Organisations that depend on software to run their businesses must start thinking about adopting application lifecycle management (ALM), according to Forrester.
"If you aren't doing [ALM] today and software is important to your business, you need to start thinking about how to get transparency, how to get understanding of the [application process] flow, and to think of software as a business process," Forrester analyst Dave West told Computerworld UK at HP's Software Universe conference in Barcelona.
He warned businesses not to get too bogged down in the technology, though, which was a common mistake.
"The adoption of ALM has not been seen as super successful because customer approaches, sometimes with vendor help, tended to focus on development tools rather than business management," said West. "ALM is about integration, not about the individual tools."

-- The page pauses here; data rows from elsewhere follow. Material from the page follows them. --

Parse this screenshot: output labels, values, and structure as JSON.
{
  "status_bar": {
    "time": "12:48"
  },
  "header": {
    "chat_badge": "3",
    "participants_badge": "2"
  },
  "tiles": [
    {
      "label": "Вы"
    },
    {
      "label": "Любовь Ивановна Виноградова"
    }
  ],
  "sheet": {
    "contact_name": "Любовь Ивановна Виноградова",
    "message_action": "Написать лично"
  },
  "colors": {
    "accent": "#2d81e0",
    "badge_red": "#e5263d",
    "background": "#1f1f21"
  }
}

The biggest challenge to ALM adoption is people, said West. Not only are people, such as developers, used to working in isolation, but there can also be a misunderstanding of how software is developed.
He said that a common mistake is for the project management office [PMO] to view ALM as a control or governance tool, rather than an enabler through improved automation and traceability, of the application production process.
"Fundamentally people think you can plan and design everything. The experience [in software] is you need to work iteratively and evolutionarily, releasing incrementally and understanding incrementally," West said.
He added: "Traditionally, we see a lot of issues because the PMO wants the ALM to install a very defined process, but that process does not necessarily work in that way. The PMO needs to work with developers to understand how they work. ALM is about flow, not control."
Another significant relationship in software is the burgeoning one between developers and operations. West predicts this bond will continue to be strengthened.
"With the emergence of dev ops - the interesting thing about that is we see an increased value placed on the relationship between operations and developers, when historically they have been separate," said West.
"There are two drivers - the need for speed to get things out faster and quality. Definitely over half of bugs you see in production tend to be because the deployment and testing architectures are different, caused by inconsistent information."